Die Kommission begrüßt die Unterstützung des Bundesrates .für die Lernmobilität im Allgemeinen und für die Mobilität in der beruflichen Sekundarbildung im Besonderen. Sie weist darauf hin, dass in der vorgeschlagenen Empfehlung nicht ausdrücklich eine automatische Anerkennung von Auslandslernzeiten in der allgemeinen und beruflichen Sekundarbildung gefordert wird, vielmehr soll die Anerkennung von Auslandslernzeiten in der allgemeinen und beruflichen Sekundarbildung mit Folgendem verknüpft werden:
- i) einer Bewertung der während der Lernmobilität erworbenen Kompetenzen und
- ii bestehenden Verfahren für die Lernmobilität in der beruflichen Aus- und Weiterbildung im Rahmen des Programms Erasmus+.

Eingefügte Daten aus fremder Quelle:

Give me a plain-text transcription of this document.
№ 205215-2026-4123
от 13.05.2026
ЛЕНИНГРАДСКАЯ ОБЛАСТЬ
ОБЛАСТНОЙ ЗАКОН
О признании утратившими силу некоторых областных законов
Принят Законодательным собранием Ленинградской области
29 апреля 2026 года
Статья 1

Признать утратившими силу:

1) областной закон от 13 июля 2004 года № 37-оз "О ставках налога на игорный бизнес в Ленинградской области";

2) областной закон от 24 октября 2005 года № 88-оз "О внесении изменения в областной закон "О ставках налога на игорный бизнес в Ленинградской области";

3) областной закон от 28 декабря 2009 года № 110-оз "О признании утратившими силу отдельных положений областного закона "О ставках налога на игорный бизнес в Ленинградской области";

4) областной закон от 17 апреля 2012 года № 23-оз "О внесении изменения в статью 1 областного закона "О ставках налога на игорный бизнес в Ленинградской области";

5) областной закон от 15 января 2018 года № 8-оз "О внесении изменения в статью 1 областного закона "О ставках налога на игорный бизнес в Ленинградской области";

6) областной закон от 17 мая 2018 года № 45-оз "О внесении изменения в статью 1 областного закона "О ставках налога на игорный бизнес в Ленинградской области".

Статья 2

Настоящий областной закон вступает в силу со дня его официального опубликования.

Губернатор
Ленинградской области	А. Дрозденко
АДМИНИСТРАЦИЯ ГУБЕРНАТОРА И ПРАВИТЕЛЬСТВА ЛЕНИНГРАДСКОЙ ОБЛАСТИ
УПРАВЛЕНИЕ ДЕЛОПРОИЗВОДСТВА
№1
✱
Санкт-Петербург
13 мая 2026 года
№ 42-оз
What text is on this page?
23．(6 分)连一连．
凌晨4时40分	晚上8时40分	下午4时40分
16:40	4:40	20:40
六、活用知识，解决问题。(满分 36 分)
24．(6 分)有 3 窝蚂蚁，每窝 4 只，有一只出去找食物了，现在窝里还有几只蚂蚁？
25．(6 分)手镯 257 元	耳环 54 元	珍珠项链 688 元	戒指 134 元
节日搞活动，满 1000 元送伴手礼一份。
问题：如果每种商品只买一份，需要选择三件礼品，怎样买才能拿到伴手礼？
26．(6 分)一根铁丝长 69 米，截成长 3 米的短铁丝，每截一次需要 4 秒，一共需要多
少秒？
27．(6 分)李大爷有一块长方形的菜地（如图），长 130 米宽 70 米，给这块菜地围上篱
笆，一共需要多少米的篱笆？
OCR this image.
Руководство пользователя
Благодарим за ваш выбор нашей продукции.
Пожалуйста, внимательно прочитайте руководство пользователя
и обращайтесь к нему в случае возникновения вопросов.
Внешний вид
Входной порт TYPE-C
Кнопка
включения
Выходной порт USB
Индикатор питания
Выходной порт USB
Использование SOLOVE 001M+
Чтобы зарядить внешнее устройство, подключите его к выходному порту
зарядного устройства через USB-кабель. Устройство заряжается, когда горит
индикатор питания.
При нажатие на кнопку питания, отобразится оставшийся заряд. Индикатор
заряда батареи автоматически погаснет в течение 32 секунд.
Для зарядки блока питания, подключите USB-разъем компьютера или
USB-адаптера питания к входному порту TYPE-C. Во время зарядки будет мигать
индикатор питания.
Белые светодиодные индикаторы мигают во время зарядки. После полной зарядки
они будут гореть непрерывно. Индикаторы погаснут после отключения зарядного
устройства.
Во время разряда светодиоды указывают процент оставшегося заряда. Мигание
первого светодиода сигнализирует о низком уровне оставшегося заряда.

In Bezug auf die Berichtspflichten sieht die vorgeschlagene Empfehlung vor, dass die Mitgliedstaaten unter Rückgriff auf die bestehenden Rahmen und Instrumente Bericht erstatten, sodass die Belastung für die Mitgliedstaaten so gering wie möglich gehalten wird. Eine Berichterstattung ist jedoch notwendig, damit die Umsetzung der Empfehlung überwacht werden kann.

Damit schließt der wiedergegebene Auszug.